Six Degrees of Separation (play)
Six Degrees of Separation is a play written by American playwright John Guare that premiered in 1990. The play was nominated for the Pulitzer Prize for Drama and the Tony Award for Best Play.[1]
Six Degrees of Separation
The play explores the existential premise that everyone in the world is connected to everyone else in the world by a chain of no more than six acquaintances, thus, "six degrees of separation".
It was adapted into a film of the same name in 1993.
Production history[edit]
The play premiered Off-Broadway at the Mitzi E. Newhouse Theater, Lincoln Center, on May 16, 1990. Stockard Channing won an Obie Award for Best Actress for her performance. Guare won an Obie Award for his script.
The production was transferred to the Vivian Beaumont Theater for its Broadway debut on November 8, 1990. The production closed on January 5, 1992 after 485 performances, directed by Jerry Zaks.[6] Kelly Bishop played the role of Ouisa as a replacement on Broadway, and Laura Linney made her Broadway debut as a replacement for the role of Tess. The original Broadway production was nominated for four Tony Awards, winning for Best Direction for Zaks. A US. National tour was launched in 1992.[7] Veronica Hamel also played Ouisa in the first production in Chicago.[8]

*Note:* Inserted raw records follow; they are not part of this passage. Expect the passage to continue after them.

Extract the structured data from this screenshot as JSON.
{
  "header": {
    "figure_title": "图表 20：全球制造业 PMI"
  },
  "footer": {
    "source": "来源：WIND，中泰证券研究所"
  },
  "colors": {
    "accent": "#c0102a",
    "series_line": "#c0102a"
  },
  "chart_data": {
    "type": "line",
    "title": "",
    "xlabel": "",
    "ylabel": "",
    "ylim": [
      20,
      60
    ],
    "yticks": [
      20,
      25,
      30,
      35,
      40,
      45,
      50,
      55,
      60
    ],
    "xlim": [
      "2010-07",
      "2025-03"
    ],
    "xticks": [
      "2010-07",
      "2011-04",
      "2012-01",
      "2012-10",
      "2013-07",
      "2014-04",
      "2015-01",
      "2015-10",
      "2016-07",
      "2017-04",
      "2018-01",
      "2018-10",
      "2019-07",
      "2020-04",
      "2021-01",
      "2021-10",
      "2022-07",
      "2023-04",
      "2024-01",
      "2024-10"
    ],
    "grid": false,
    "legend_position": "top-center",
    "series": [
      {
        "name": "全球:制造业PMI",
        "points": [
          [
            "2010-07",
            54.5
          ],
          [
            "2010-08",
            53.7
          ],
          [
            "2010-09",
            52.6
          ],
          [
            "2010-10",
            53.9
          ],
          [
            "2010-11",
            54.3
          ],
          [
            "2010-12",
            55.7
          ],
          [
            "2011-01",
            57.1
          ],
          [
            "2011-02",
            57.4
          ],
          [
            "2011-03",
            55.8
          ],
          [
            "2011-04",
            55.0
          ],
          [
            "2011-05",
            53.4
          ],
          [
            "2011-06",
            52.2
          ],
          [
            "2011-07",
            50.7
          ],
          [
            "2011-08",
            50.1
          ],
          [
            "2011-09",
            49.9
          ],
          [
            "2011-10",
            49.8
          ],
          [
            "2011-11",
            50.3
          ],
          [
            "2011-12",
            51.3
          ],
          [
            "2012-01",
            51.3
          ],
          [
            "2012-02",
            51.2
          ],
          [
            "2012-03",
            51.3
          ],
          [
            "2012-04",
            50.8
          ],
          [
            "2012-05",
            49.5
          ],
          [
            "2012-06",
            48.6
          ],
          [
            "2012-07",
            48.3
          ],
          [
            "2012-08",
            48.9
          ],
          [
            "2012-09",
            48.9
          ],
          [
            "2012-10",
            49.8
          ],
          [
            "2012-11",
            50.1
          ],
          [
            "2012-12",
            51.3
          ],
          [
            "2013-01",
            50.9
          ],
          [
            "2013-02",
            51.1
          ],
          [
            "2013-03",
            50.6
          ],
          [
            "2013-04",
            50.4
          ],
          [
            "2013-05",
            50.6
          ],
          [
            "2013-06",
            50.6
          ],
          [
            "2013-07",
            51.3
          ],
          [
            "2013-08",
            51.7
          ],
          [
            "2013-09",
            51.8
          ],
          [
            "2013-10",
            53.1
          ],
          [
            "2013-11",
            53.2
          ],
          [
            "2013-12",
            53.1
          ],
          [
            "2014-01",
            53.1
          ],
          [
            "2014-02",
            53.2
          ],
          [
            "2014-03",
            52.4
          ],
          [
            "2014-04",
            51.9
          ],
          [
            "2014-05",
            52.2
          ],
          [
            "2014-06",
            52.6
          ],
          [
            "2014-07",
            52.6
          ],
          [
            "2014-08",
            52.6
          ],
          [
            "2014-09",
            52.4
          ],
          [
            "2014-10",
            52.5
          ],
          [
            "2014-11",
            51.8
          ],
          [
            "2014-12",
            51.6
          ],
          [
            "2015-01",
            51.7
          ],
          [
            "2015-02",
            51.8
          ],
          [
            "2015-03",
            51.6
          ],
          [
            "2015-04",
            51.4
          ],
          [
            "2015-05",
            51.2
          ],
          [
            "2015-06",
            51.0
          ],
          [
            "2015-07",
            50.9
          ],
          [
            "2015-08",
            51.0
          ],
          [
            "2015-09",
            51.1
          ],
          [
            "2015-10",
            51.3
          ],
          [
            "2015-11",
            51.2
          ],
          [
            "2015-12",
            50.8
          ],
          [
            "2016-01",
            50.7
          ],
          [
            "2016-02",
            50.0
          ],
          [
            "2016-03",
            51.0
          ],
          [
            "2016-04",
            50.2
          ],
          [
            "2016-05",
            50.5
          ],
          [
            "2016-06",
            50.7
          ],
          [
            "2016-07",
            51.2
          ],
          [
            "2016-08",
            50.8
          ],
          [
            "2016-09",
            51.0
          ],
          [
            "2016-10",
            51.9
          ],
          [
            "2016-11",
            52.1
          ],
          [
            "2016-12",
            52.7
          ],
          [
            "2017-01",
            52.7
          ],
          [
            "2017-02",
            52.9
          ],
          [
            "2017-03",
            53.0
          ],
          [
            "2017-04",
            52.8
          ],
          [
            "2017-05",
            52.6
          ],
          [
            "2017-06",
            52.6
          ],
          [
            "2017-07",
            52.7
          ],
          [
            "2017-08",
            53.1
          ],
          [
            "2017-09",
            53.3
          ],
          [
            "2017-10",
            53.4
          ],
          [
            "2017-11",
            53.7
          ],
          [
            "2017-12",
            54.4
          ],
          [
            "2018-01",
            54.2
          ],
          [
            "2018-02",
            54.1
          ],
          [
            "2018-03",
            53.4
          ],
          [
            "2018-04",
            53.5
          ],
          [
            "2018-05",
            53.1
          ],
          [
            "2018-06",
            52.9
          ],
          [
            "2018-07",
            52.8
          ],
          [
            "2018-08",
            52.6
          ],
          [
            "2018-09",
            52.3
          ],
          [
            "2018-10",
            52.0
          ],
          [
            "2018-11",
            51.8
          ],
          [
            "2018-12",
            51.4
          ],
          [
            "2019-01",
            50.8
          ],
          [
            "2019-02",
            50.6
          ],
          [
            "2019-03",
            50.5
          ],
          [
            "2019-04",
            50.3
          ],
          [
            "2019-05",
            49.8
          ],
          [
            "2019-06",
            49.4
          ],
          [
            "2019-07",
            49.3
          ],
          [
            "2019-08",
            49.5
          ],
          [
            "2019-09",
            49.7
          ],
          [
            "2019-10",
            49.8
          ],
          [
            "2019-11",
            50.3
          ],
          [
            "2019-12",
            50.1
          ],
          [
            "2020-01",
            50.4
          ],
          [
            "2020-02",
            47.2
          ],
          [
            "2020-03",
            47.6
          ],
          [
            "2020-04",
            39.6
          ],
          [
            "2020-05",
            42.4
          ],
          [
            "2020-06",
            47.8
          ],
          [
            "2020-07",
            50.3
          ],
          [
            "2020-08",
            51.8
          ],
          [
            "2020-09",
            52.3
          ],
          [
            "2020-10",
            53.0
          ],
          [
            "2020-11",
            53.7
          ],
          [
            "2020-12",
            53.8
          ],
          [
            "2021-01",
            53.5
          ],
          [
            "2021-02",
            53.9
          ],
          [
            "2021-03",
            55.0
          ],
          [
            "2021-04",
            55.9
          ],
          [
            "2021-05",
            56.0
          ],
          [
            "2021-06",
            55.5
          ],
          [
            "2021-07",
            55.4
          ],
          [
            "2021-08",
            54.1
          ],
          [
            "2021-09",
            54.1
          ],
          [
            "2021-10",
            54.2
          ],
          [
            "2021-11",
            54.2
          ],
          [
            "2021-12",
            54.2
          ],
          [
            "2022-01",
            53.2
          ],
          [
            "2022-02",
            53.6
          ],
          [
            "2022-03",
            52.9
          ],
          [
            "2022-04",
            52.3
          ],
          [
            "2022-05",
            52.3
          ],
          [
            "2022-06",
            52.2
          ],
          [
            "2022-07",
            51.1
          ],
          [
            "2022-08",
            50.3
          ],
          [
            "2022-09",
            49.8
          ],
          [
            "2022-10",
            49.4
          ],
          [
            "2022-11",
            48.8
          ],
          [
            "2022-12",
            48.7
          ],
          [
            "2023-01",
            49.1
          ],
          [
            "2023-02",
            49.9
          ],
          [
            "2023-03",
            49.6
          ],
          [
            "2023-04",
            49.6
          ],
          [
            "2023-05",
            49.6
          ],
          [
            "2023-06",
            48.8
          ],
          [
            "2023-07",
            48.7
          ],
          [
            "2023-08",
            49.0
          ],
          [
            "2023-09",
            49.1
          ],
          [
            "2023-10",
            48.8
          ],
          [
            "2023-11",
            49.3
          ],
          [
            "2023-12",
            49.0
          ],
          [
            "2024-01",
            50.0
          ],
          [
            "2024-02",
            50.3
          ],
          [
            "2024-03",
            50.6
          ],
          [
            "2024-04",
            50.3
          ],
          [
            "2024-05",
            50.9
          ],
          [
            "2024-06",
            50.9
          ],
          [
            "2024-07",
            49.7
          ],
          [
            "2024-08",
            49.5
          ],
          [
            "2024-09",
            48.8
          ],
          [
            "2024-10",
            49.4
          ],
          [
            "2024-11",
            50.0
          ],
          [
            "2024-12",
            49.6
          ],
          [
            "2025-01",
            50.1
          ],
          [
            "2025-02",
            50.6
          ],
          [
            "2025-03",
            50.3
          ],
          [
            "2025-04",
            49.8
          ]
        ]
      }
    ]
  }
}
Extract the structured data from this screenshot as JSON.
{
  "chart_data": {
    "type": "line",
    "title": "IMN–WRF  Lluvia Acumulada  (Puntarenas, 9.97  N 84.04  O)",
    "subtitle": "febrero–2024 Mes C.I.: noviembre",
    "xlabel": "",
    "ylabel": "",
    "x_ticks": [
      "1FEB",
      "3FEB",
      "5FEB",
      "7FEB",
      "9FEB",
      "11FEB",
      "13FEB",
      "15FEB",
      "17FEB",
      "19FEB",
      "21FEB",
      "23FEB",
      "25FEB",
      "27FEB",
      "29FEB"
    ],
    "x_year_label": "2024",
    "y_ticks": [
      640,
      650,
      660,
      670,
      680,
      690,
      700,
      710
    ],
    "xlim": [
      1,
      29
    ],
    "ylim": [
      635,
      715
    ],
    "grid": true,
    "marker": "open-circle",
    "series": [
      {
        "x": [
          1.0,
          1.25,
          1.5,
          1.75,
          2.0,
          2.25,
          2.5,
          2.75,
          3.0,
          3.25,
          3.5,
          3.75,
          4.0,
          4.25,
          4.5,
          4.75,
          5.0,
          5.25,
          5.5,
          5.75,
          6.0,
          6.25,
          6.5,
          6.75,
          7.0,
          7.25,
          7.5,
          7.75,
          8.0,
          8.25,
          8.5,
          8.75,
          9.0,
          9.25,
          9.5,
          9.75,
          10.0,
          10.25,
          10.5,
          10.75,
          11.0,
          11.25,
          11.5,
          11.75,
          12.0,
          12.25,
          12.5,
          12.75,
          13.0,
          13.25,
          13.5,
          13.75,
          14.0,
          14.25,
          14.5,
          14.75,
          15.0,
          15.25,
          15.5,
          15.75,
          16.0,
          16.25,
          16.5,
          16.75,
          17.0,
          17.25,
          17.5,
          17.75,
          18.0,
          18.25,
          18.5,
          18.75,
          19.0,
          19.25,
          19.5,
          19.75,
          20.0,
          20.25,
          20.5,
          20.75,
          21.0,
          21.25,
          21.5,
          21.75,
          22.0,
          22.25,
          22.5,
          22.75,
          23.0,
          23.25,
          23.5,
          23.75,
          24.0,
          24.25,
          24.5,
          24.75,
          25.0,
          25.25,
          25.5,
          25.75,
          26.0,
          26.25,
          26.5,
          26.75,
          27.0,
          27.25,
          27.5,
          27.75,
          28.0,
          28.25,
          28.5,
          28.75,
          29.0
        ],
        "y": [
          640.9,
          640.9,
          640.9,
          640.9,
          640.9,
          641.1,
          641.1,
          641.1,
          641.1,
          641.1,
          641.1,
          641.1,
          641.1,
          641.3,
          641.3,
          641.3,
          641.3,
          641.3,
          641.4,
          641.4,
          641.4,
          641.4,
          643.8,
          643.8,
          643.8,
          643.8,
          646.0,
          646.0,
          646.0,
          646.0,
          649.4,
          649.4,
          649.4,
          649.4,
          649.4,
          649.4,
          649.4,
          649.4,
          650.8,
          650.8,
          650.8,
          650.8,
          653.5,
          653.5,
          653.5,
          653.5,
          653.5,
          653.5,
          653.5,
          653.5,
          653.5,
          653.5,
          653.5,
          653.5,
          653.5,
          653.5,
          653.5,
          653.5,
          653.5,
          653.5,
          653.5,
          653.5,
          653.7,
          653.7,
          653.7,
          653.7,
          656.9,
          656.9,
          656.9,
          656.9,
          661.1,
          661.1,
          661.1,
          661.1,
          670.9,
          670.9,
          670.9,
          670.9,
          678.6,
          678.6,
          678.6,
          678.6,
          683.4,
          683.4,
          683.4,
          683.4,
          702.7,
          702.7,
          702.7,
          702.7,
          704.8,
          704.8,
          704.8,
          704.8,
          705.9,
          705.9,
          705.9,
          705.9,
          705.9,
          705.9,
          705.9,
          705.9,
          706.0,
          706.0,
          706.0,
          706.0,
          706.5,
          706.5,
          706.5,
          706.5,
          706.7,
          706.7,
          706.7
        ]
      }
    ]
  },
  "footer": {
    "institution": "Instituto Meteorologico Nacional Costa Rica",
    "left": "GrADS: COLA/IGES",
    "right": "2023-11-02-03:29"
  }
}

The play made its UK debut in 1992 at the Royal Court Theatre and then transferred to the West End's Comedy Theatre. In 2010, the play was revived at the Old Vic theatre in London starring Lesley Manville as Ouisa.[9]
A 1995 production at Canadian Stage in Toronto, Ontario starred Fiona Reid as Ouisa, Jim Mezon as Flan and Nigel Shawn Williams as Paul.[10] Both Williams and Reid won Dora Mavor Moore Awards for their performances, Williams as Outstanding Performance by a Male in a Principal Role – Play and Reid as Outstanding Performance by a Female in a Principal Role – Play.[11]
In May 2004 Michael Buffong directed a production at the Royal Exchange, Manchester with Lisa Eichhorn as Ouissa Kittredge, Phillip Bretherton as Flanders Kittredge and O-T Fagbenle as Paul. O-T Fabenle won a MEN Award for his performance.
The play was revived on Broadway at the Ethel Barrymore Theatre in a limited engagement opening on April 5, 2017, starring Allison Janney, John Benjamin Hickey and Corey Hawkins, with direction by Trip Cullman.[12][13]
Background[edit]
The play was inspired by the real-life story of David Hampton, a con man and robber who managed to convince a number of people in the 1980s that he was the son of actor Sidney Poitier. The writer John Guare was a friend of Inger McCabe Elliott and her husband Osborn Elliott. In October 1983 Hampton came to the Elliotts' New York apartment and they allowed him to spend the night. The next morning Inger Elliott found Hampton in bed with another man and later called the police. The Elliotts told Guare about the story and it inspired him to write the play years later.[14]
Hampton was tried and acquitted for harassment of Guare after the play became a critical and financial success; he felt that, as the real life protagonist of the story, he was due a share of the profits that he ultimately never received.[15]
A strong influence on the play is the novel The Catcher in the Rye by J. D. Salinger. There are some very overt references to it, as when the protagonist explains the thesis paper he has just written on The Catcher in The Rye[16] to the family who takes him in for the night.[17] There are also more subtle allusions made both in the script and in the cinematography of the film version, such as when various characters begin to take on Holden Caulfield-esque characteristics and attitudes.